Demonstration gegen rassistische Diskriminierung, Repression und Krieg

Die rassistische Hetze von bürgerlichen Politikern und Medien erreichte in den Wochen um die hessische Landtagswahl einen neuen Höhepunkt, zeitgleich wird gegen Organisationen linker MigrantInnen unter dem Vorwand der "Terrorismusbekämpfung" polizeilich vorgegangen und werden seit Jahren die Rechte von Flüchtlingen weiter eingeschränkt.

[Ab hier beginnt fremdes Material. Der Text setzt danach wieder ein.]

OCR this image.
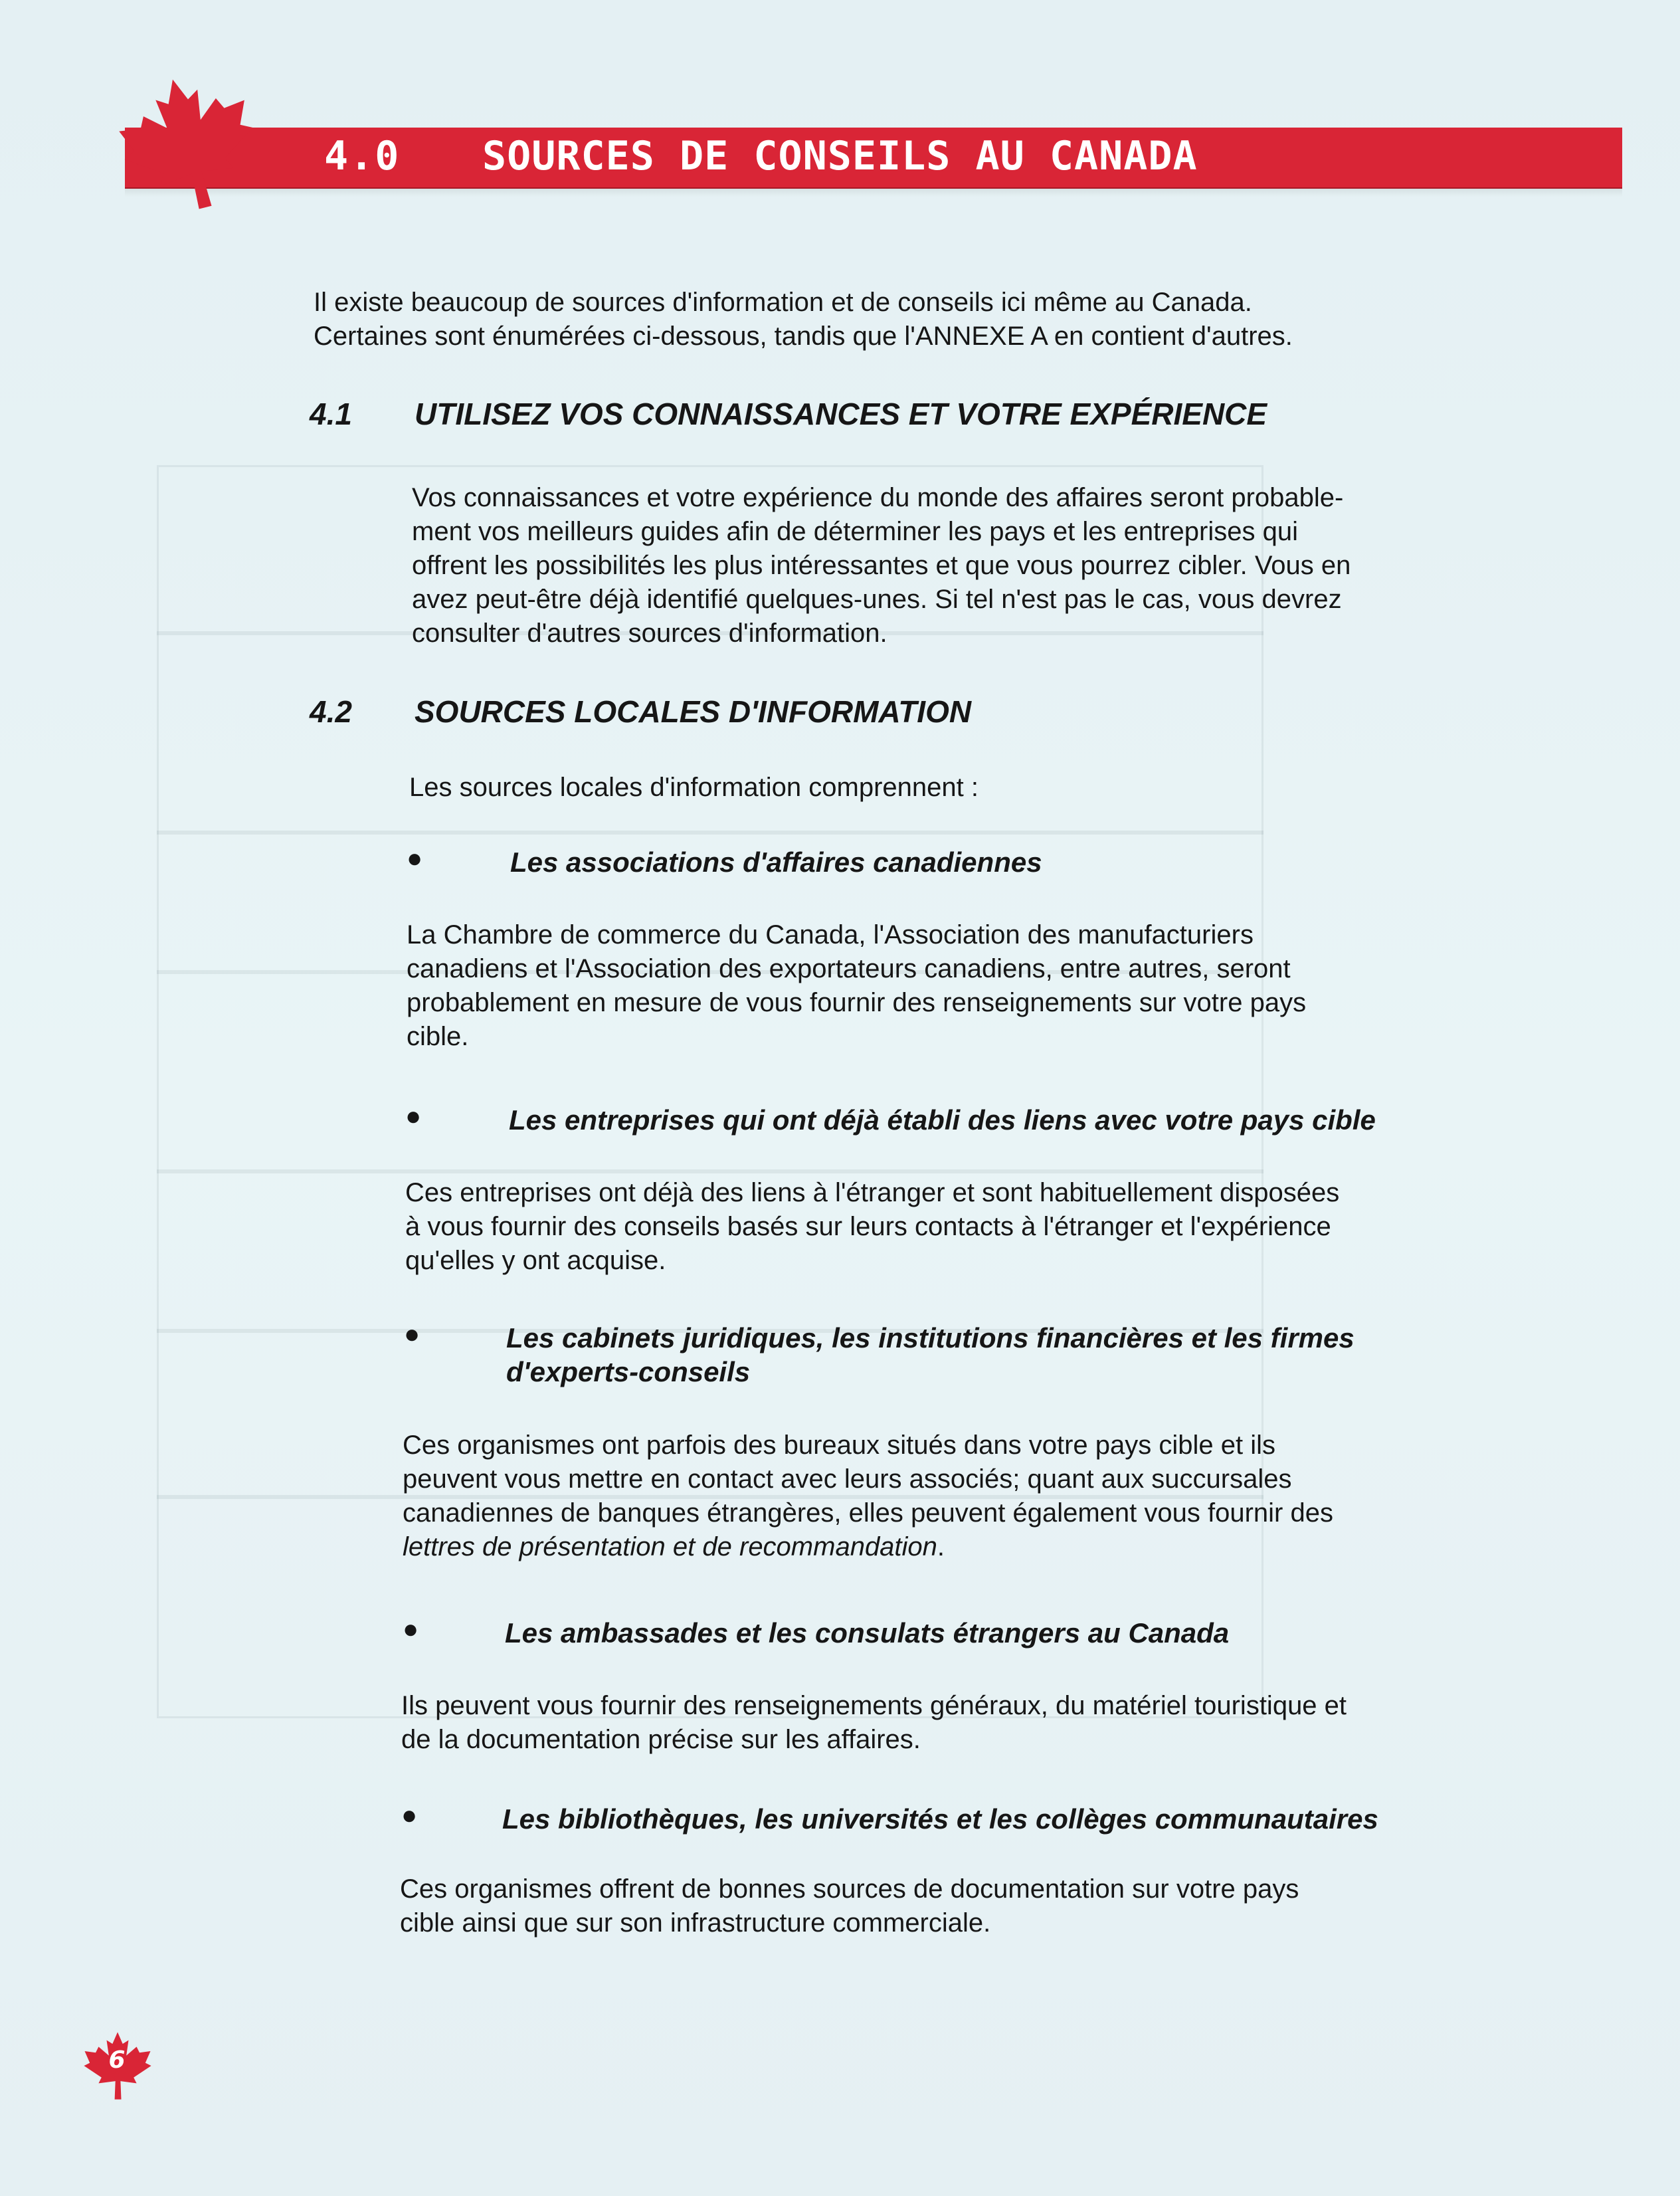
4.0 SOURCES DE CONSEILS AU CANADA
Il existe beaucoup de sources d'information et de conseils ici même au Canada.
Certaines sont énumérées ci-dessous, tandis que l'ANNEXE A en contient d'autres.
4.1 UTILISEZ VOS CONNAISSANCES ET VOTRE EXPÉRIENCE
Vos connaissances et votre expérience du monde des affaires seront probable-
ment vos meilleurs guides afin de déterminer les pays et les entreprises qui
offrent les possibilités les plus intéressantes et que vous pourrez cibler. Vous en
avez peut-être déjà identifié quelques-unes. Si tel n'est pas le cas, vous devrez
consulter d'autres sources d'information.
4.2 SOURCES LOCALES D'INFORMATION
Les sources locales d'information comprennent :
●	Les associations d'affaires canadiennes
La Chambre de commerce du Canada, l'Association des manufacturiers
canadiens et l'Association des exportateurs canadiens, entre autres, seront
probablement en mesure de vous fournir des renseignements sur votre pays
cible.
●	Les entreprises qui ont déjà établi des liens avec votre pays cible
Ces entreprises ont déjà des liens à l'étranger et sont habituellement disposées
à vous fournir des conseils basés sur leurs contacts à l'étranger et l'expérience
qu'elles y ont acquise.
●	Les cabinets juridiques, les institutions financières et les firmes
d'experts-conseils
Ces organismes ont parfois des bureaux situés dans votre pays cible et ils
peuvent vous mettre en contact avec leurs associés; quant aux succursales
canadiennes de banques étrangères, elles peuvent également vous fournir des
lettres de présentation et de recommandation.
●	Les ambassades et les consulats étrangers au Canada
Ils peuvent vous fournir des renseignements généraux, du matériel touristique et
de la documentation précise sur les affaires.
●	Les bibliothèques, les universités et les collèges communautaires
Ces organismes offrent de bonnes sources de documentation sur votre pays
cible ainsi que sur son infrastructure commerciale.
6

All das zu einer Zeit, in der die BRD weltweit reaktionäre Regimes unterstützt, sich an Kriegen beteiligt und die BRD zu den weltweit führenden Waffenexporteuren zählt.
Gegen diese Politik und für internationale Solidarität gab es am Samstag, den 01. März in Stuttgart eine Demonstration. Sie richtete sich aus aktuellem Anlass auch gegen den Krieg der Türkei gegen die kurdischen Gebiete.

Etwa 350 Menschen zogen mit Transparenten und Parolen durch die Stuttgarter Innenstadt und verteilten Flugblätter. Die Polizei trat einmal mehr sehr provokativ auf, begleitete die Demonstration mit einem Spalier und einem größeren Aufgebot. Durch die Provokation von mehreren Anhängerinnen der MHP, einer faschistischen Partei in der Türkei kam es zu kurzen Rangelei.
Bei der Zwischenkundgebung auf dem Marktplatz gab es Live-Musik u.a. mit dem Lied "Bella Ciao". In Reden wurden u.a. der Krieg in Kurdistan, das staatliche Vorgehen gegen türkisch/kurdische Migrantenvereine, die deutsche Kriegsbeteiligung und Waffenexporte thematisiert, sowie zum Widerstand gegen die herrschende Politik aufgerufen.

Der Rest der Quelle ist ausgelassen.